This Saturday the environmental organization Sea Shepherd published some images of a mutilated dolphin with the name of the NGO inscribed on its skin. The events have taken place in a context of strong tensions between the association and the fishermen of the area, accused of seriously endangering the survival of cetaceans off the Spanish Atlantic coast.
The NGO activists have shown the state in which the animal was found through a video posted on Twitter. His body was mutilated and someone had written the name of the organization on his skin with a knife. Sea Shepherd has referred to the dolphin as a “victim of fishing”, harmed by tensions between the association and local fishermen.
Lamya Essemlali, president of Sea Shepherd France, declares that the fishermen “threw it back into the water so that we could find it on its way back from an area where they know we have been patrolling for years,” according to the newspaper Le Parisien. The French organization has announced that it will file a complaint for the “mutilation of a protected species”.
“We demand the opening of an investigation to identify the fishermen who committed this barbaric act,” the NGO reports in a tweet. Sea Shepherd is monitoring the area’s waters as part of its Dolphin ByCatch operation, a campaign to document the slaughter of thousands of dolphins as a result of incidental or unwanted catches.

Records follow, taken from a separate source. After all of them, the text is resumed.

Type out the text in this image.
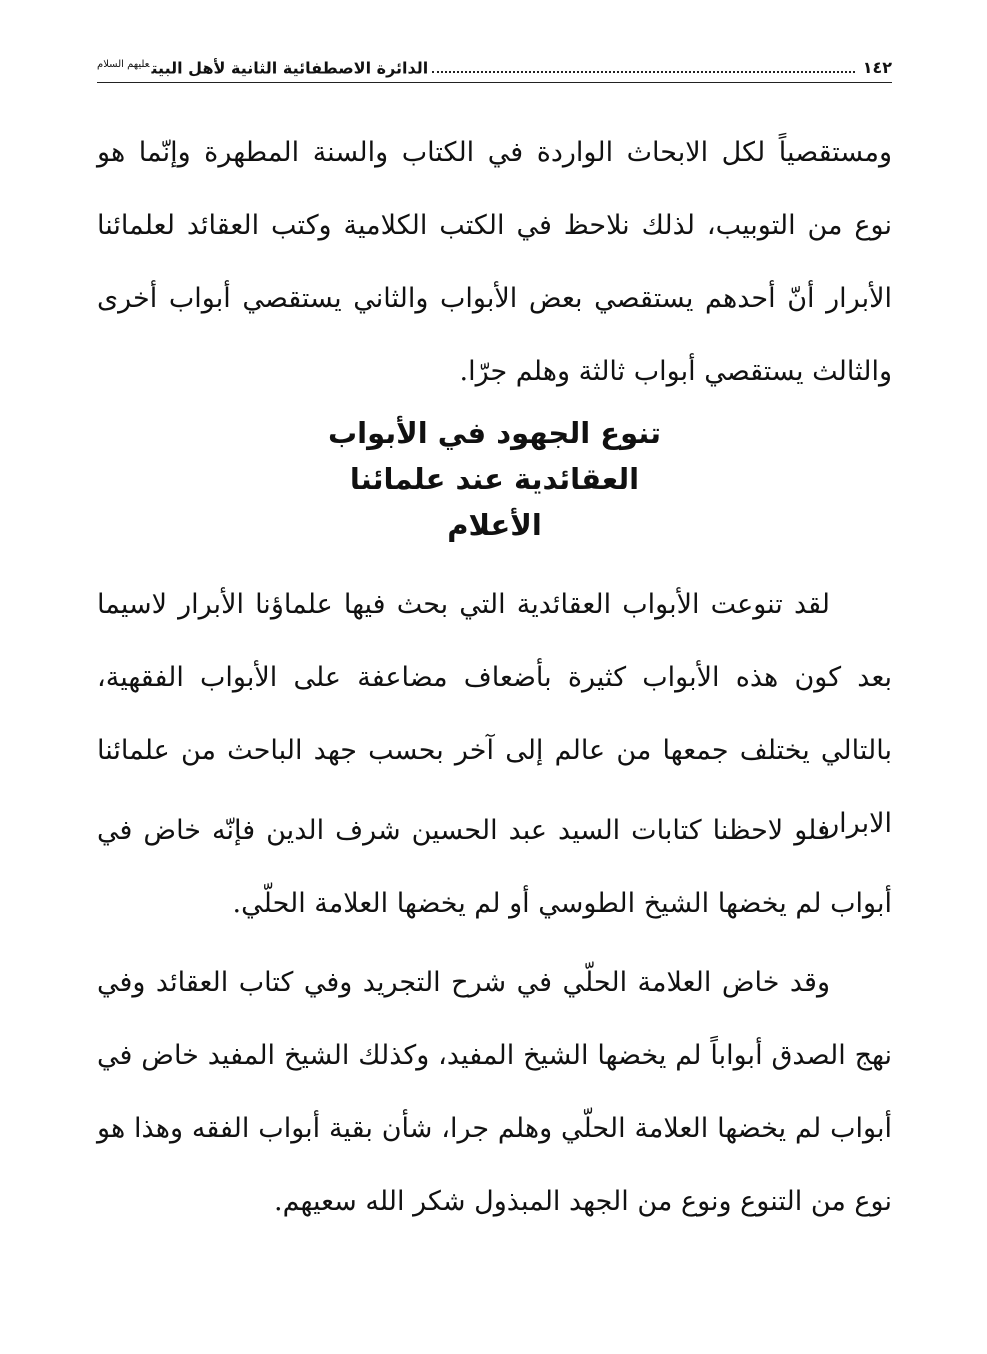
١٤٢
الدائرة الاصطفائية الثانية لأهل البيت$^{عليهم السلام}$

ومستقصياً لكل الابحاث الواردة في الكتاب والسنة المطهرة وإنّما هو نوع من التوبيب، لذلك نلاحظ في الكتب الكلامية وكتب العقائد لعلمائنا الأبرار أنّ أحدهم يستقصي بعض الأبواب والثاني يستقصي أبواب أخرى والثالث يستقصي أبواب ثالثة وهلم جرّا.

تنوع الجهود في الأبواب
العقائدية عند علمائنا
الأعلام

لقد تنوعت الأبواب العقائدية التي بحث فيها علماؤنا الأبرار لاسيما بعد كون هذه الأبواب كثيرة بأضعاف مضاعفة على الأبواب الفقهية، بالتالي يختلف جمعها من عالم إلى آخر بحسب جهد الباحث من علمائنا الابرار.

فلو لاحظنا كتابات السيد عبد الحسين شرف الدين فإنّه خاض في أبواب لم يخضها الشيخ الطوسي أو لم يخضها العلامة الحلّي.

وقد خاض العلامة الحلّي في شرح التجريد وفي كتاب العقائد وفي نهج الصدق أبواباً لم يخضها الشيخ المفيد، وكذلك الشيخ المفيد خاض في أبواب لم يخضها العلامة الحلّي وهلم جرا، شأن بقية أبواب الفقه وهذا هو نوع من التنوع ونوع من الجهد المبذول شكر الله سعيهم.
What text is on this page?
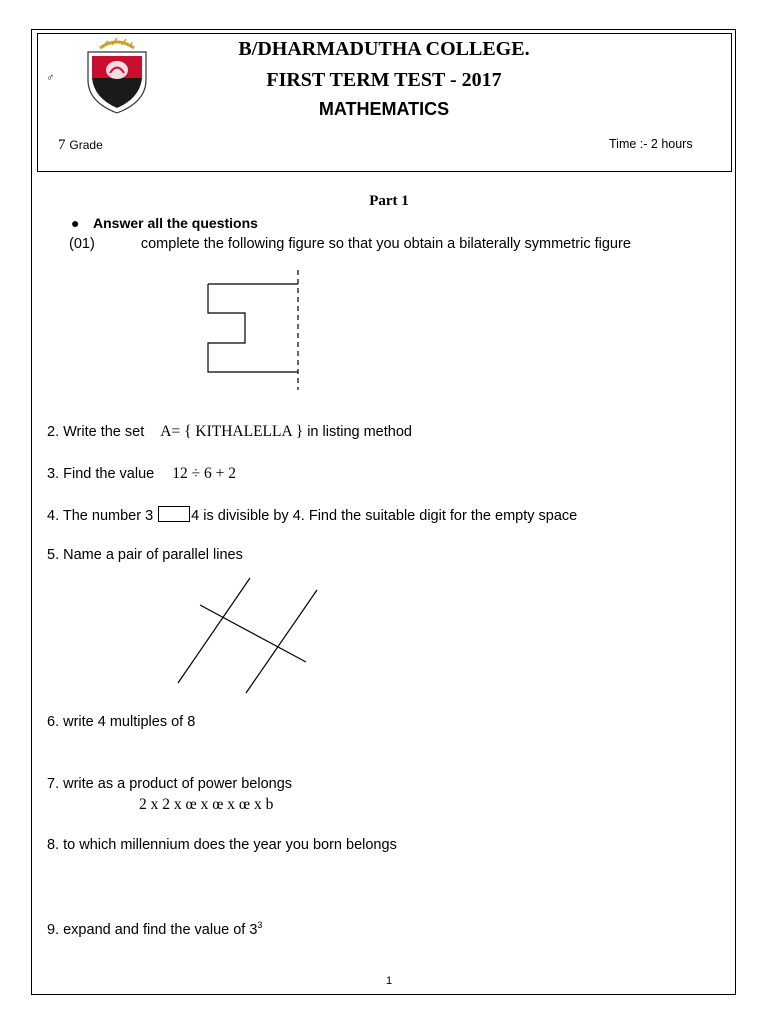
♂
B/DHARMADUTHA COLLEGE.
FIRST TERM TEST - 2017
MATHEMATICS
7 Grade	Time :- 2 hours
Part 1
● Answer all the questions
(01)	complete the following figure so that you obtain a bilaterally symmetric figure
2. Write the set A= { KITHALELLA } in listing method
3. Find the value 12 ÷ 6 + 2
4. The number 3	4 is divisible by 4. Find the suitable digit for the empty space
5. Name a pair of parallel lines
6. write 4 multiples of 8
7. write as a product of power belongs
2 x 2 x œ x œ x œ x b
8. to which millennium does the year you born belongs
9. expand and find the value of $3^3$
1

According to the NGO, an average of 6,000 dolphins are killed each year on the west coast of France by large industrial trawlers and fishing vessels. That number could rise to 10,000 according to data from the La Rochelle-based Pelagis Observatory.
This maritime surveillance, which began in early February, has not been well received by the local fisheries. “Fishermen do not report accidental catches of dolphins when it is mandatory and it is a crime not to do so,” they explain. In addition, although the law requires the declaration of bycatch, in practice the State has not designated any regulatory body to receive this data.
Despite having laws to protect nature and species in the European Union, thousands of dolphins are still hunted in these waters. A protected species in the old continent, these cetaceans face an uncertain future and are the center of controversy and tension between environmental organizations and local fishermen.
According to different associations, trawlers deposit their nets in areas where cetaceans go in search of food. This is not the first gruesome find reported by Sea Shepherd activists in the area; In January 2020, they found a stranded dolphin with the words “Sea Shepherd Fuck” inscribed on its skin, in the Vendée, a territory located in the Pays de la Loire region.
Lamya Essemlali believes that “artisanal fishermen are shooting themselves in the foot by discrediting the entire profession,” according to Le Parisien. These facts reflect “the importance of putting more transparency on what happens at sea,” she insists, calling for more selective fishing “to stop this carnage.”
Sea Shepherd has already filed a lawsuit after the discovery of mutilated and disemboweled dolphins on different beaches on the Atlantic coast. The Administrative Court of Paris condemned the null action of the State after the discovery of recurring episodes “of excess mortality of cetaceans on the Atlantic coast, particularly in the Bay of Biscay.”